Three days after leaving the river, we came upon the first village. It looked similar to the village where Zach and I had grown up, though this one was smaller. Not more than fifteen houses were gathered around a central well, with fields and an orchard spreading about them. Close to the large barn we could see figures at work. It must have been past midsummer, as the fields were freshly shorn, but the orchard provided enough cover for us to approach unseen. Occasional apples lay buried in the grass; they were shrunken and brown, skins puckered with age. We ate three each, in silence except for the staccato spitting out of pips.

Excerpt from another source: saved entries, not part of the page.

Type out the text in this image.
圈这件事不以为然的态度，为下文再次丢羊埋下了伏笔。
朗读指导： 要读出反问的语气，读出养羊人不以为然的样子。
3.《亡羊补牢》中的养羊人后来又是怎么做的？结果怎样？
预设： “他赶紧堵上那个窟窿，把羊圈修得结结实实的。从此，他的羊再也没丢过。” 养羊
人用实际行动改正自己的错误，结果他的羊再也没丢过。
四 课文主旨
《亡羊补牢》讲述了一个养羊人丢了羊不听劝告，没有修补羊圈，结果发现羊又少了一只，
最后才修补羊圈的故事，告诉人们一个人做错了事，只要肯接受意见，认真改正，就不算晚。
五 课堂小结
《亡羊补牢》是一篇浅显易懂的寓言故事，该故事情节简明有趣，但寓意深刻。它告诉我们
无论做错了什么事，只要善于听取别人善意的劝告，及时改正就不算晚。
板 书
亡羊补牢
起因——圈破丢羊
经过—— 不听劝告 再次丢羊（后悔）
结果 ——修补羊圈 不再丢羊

“Alpha or Omega?” Kip asked, peering through the trees to the village beyond.
I gestured around us to the fields, the rows of apple trees. “The land’s good. Alpha’s my guess.”

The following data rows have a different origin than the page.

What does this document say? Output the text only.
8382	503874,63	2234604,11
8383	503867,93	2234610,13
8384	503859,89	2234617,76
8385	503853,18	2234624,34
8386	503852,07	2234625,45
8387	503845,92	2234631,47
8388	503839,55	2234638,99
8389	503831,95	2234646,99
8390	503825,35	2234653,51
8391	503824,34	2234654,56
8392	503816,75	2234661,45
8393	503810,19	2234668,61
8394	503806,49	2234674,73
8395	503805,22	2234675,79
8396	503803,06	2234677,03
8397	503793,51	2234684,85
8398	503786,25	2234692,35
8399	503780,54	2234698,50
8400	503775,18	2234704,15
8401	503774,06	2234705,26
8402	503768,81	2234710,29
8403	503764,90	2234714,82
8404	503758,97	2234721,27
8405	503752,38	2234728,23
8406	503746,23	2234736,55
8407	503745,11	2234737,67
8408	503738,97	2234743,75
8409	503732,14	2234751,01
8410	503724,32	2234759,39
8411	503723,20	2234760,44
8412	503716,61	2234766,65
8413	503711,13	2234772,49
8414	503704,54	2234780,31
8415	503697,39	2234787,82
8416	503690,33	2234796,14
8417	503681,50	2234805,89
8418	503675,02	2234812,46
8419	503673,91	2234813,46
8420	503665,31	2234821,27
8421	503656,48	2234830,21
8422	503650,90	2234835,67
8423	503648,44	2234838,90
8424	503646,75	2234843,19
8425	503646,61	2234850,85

“And look—at the back of the big house.” He pointed at a long, narrow barn, divided into sections, each with a half door.
“What about it?”
“It’s a stable, for horses.”
“How can you recognize a stable but not know your own name?”

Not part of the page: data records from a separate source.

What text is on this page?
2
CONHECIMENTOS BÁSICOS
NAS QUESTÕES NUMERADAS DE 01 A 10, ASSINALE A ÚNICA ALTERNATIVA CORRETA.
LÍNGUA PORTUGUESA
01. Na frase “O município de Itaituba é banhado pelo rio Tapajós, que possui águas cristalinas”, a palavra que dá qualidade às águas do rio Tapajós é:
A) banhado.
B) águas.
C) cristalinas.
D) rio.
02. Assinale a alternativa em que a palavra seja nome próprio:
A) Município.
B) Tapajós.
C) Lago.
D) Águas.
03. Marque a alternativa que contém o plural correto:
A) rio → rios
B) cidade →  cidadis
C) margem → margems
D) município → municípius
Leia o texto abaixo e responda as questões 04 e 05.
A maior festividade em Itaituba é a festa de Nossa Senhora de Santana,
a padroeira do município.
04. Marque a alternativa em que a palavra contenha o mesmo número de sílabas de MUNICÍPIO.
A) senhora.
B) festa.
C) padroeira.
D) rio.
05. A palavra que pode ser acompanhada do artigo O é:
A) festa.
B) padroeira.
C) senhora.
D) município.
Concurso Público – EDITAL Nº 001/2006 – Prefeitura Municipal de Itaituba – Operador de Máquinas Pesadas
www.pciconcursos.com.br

He shrugged, irritated. “The same way I can remember how to talk, or swim. It’s just there. It’s only the personal stuff that’s gone, somehow. Anyway, at least we know this is Alpha territory.”
“So w
e take as many apples as we can carry and keep going.”
He nodded but didn’t move. In the village, a door opened, a woman’s voice carried across the afternoon air.
I tugged at his arm. “Kip? We need to keep moving.”
He turned to me. “Can you ride a horse?”
I rolled my eyes. “Omegas aren’t allowed to ride.”
“What about before you and Zach were split?”
“There weren’t horses in our village. There were some donkeys, but the others wouldn’t let us ride.”
“But you’ve seen it done. Those men, by the river.”
“I know which end is forward, if that’s what you mean. I was carried on horseback, when Zach’s men took me from the settlement, though that hardly counts. And you can’t do it, either, can you?”
“No. At least, I don’t think so.” He smiled at me. “But I wouldn’t mind having a go.”
We waited until well after dark. From a perch in one of the apple trees at the farthest edge of the orchard, we watched as the children came out of the schoolhouse, perhaps ten of them, and played on the green around the well.
“Does it make you nostalgic?”
I shook my head. “It wasn’t like that for us. Not after we were very young. We weren’t split; we couldn’t go to school. The other kids kept their distance, mainly. So it was just Zach and me, together.”
“It’s a wonder you didn’t turn out odd. Apart from the whole fugitive seer thing, I mean.”
I smiled. “And you—nostalgic?”
“By definition, you can’t be nostalgic if you can’t remember anything,” he said. “I suppose amnesia has its advantages.” From across the orchard we could hear the children’s shouts and laughter. “Look at them: not a missing limb or flaw among them. Perfect little Alphas with their perfect little lives.”
“It’s not their fault. They’re just children.”